Un trio d'eccezione capitanato da Ben Harper commuove il pubblico dell'Alcatraz

Il 9 dicembre vanno in scena per la prima volta in Italia i Fistful of Mercy, il trio composto da Ben Harper, Dhani Harrison (figlio di George) e Joseph Arthur. I tre salgono sul palco dell'Alcatraz, si siedono e iniziano a condividere con il pubblico il loro primo album, As I call you down, registrato quasi per scherzo in pochi giorni. C'è intesa tra le chitarre e le voci, mentre il violino di Jessy Greene mitiga lo stridere delle dita sulle corde.

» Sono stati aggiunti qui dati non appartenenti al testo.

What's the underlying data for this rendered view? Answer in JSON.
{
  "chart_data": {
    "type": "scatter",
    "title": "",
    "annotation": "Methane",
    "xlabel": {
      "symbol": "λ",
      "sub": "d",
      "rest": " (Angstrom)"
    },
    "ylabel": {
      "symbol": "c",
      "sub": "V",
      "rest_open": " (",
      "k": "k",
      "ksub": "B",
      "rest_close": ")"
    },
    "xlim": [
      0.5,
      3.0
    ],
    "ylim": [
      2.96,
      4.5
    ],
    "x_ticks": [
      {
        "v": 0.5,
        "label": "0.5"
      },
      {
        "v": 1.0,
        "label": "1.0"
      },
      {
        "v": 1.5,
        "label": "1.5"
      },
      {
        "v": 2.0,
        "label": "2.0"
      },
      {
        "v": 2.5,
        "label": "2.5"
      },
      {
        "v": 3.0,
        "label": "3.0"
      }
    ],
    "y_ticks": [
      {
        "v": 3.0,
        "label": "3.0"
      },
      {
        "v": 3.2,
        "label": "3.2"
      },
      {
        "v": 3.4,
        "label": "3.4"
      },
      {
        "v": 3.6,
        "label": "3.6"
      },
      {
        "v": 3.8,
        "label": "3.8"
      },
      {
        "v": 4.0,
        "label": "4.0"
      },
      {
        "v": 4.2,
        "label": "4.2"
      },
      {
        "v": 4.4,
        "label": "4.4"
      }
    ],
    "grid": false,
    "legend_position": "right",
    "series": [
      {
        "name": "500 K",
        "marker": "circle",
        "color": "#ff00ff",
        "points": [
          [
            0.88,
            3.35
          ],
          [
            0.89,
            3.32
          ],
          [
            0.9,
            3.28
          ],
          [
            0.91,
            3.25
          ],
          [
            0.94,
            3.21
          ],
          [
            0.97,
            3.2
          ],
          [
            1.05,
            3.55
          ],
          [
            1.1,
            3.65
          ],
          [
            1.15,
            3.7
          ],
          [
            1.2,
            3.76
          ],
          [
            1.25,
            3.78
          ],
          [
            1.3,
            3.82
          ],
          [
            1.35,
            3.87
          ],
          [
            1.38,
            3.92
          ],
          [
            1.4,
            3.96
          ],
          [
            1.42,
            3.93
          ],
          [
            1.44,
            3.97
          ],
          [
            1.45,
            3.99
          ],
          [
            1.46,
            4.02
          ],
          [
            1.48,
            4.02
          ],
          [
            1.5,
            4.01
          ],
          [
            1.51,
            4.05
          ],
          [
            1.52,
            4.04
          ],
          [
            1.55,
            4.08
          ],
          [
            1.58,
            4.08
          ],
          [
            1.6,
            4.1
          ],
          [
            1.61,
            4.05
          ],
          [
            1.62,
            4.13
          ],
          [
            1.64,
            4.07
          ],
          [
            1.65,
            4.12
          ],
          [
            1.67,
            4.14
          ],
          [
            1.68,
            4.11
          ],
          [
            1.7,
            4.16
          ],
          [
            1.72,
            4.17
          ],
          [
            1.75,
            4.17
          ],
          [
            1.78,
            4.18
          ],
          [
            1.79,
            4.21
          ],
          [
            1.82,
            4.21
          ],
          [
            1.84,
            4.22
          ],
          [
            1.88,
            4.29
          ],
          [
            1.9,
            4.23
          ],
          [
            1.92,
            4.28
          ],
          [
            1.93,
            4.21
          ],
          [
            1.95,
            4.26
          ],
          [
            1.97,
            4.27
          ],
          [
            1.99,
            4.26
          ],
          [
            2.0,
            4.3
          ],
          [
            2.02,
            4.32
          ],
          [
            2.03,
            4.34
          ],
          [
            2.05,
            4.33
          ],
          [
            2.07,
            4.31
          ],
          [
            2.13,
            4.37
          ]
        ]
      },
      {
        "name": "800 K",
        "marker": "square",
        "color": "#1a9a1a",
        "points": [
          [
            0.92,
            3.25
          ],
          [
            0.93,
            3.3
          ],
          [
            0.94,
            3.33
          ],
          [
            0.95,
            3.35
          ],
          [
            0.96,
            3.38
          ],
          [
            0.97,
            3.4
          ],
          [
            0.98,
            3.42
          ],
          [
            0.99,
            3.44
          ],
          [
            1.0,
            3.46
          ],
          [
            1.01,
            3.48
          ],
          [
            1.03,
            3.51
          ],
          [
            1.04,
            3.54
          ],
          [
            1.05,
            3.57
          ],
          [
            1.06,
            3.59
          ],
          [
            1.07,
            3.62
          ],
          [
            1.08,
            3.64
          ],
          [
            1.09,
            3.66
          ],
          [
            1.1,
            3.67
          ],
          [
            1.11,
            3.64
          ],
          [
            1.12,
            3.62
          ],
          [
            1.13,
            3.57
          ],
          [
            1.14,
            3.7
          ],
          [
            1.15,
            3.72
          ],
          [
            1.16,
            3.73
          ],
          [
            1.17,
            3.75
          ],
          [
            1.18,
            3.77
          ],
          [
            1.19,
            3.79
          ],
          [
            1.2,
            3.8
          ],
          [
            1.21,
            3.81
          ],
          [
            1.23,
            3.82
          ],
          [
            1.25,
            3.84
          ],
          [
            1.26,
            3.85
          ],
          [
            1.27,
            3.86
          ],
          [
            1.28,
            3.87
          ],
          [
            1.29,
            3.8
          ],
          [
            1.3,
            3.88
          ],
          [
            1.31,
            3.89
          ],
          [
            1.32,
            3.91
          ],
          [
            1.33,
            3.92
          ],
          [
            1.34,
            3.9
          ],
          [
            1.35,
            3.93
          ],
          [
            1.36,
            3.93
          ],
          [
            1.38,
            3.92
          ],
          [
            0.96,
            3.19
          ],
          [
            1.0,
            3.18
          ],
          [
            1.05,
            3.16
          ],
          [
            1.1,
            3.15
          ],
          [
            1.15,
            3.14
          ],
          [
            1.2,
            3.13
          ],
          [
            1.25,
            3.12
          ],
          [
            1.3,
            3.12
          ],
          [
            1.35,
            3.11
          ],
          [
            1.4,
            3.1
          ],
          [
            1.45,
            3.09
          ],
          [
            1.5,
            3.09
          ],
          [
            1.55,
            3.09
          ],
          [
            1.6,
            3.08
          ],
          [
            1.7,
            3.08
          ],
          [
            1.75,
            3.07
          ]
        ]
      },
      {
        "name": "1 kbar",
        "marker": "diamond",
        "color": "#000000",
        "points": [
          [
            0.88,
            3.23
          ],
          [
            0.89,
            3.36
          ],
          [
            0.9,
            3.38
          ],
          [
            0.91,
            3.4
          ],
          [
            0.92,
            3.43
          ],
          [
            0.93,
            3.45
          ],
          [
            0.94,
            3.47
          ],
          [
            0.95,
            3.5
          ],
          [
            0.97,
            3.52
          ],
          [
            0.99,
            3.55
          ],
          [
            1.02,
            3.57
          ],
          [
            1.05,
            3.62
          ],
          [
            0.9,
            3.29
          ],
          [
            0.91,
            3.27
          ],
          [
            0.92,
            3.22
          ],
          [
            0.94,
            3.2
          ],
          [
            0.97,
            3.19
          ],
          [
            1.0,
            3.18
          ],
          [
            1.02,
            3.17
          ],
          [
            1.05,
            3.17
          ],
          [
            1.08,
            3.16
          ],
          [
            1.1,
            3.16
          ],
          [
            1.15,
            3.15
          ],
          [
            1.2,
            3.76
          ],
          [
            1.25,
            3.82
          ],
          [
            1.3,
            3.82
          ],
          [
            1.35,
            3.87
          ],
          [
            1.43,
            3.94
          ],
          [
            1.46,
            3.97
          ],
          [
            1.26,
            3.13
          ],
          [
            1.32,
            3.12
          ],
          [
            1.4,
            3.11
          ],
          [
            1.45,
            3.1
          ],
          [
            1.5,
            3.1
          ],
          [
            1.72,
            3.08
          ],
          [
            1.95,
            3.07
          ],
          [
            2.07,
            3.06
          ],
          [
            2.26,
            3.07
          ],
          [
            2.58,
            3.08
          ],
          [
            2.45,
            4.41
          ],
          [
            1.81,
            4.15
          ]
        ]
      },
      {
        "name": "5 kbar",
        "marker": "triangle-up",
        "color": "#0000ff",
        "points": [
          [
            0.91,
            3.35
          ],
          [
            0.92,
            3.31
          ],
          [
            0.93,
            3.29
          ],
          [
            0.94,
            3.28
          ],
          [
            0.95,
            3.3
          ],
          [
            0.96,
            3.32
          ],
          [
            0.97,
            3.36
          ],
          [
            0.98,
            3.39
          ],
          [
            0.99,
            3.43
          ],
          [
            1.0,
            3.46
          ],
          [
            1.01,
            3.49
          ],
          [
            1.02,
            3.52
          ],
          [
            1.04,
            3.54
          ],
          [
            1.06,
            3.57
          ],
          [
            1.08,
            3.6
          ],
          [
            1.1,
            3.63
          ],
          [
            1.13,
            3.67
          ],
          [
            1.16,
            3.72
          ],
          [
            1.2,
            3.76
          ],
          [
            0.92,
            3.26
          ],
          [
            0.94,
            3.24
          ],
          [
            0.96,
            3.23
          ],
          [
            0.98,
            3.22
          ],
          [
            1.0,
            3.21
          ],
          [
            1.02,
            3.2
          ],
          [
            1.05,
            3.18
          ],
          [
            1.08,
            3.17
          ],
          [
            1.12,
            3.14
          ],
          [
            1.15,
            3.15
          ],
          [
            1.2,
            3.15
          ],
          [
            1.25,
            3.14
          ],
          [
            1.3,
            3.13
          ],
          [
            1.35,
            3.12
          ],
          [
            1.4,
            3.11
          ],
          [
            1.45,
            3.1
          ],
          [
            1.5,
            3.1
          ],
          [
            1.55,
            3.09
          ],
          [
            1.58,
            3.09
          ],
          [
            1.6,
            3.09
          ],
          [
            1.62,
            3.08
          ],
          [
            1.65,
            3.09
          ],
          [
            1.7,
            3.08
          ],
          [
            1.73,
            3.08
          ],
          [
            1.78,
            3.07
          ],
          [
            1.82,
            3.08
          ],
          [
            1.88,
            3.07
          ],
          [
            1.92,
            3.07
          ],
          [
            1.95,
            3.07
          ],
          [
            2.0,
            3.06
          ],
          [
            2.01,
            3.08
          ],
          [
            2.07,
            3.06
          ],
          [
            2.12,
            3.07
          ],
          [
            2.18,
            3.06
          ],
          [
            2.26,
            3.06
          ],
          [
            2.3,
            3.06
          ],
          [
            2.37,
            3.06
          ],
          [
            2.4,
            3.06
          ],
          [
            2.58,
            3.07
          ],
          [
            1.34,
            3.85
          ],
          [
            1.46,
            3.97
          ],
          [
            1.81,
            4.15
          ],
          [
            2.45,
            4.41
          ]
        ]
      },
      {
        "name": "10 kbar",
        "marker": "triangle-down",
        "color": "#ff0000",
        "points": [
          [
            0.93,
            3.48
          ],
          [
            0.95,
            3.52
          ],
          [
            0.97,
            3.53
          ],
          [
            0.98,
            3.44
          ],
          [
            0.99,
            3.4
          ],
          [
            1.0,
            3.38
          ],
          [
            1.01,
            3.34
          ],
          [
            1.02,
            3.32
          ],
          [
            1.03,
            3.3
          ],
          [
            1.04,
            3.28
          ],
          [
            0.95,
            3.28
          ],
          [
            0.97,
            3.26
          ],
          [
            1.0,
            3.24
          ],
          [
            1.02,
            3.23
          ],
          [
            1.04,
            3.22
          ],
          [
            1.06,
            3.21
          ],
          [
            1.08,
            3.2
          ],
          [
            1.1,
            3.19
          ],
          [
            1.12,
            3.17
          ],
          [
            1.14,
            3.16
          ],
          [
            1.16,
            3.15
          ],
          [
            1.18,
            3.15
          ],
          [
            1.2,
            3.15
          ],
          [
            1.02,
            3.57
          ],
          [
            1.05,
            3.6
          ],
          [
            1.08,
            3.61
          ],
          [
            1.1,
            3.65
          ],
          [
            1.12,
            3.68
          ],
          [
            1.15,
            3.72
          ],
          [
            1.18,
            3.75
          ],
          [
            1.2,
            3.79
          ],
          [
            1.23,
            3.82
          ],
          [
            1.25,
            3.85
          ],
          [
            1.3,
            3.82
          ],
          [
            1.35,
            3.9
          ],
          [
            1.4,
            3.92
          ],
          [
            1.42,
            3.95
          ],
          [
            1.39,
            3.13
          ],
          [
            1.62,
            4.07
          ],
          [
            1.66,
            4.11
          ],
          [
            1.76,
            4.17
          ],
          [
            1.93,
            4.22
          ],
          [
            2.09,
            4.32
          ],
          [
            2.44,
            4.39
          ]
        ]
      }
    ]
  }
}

Il gruppo si presenta con I don't want to waste your time, come a tranquillizzare il pubblico che le due ore di concerto non saranno tempo sprecato.

A metà concerto arriva Fistful of Mercy, primo singolo estratto dall'album, e la platea si fa sentire rispondendo a tempo di mani alla cassa di Harrison. Su Restore me, una tra le canzoni più intime dell'album, Ben Harper lascia andare le mani a un lamento di chitarra nervoso ed energico. Il trio libera voce e anima contagiando un pubblico emozionato. Un finale intenso e magico: giù i microfoni, tutti in silenzio.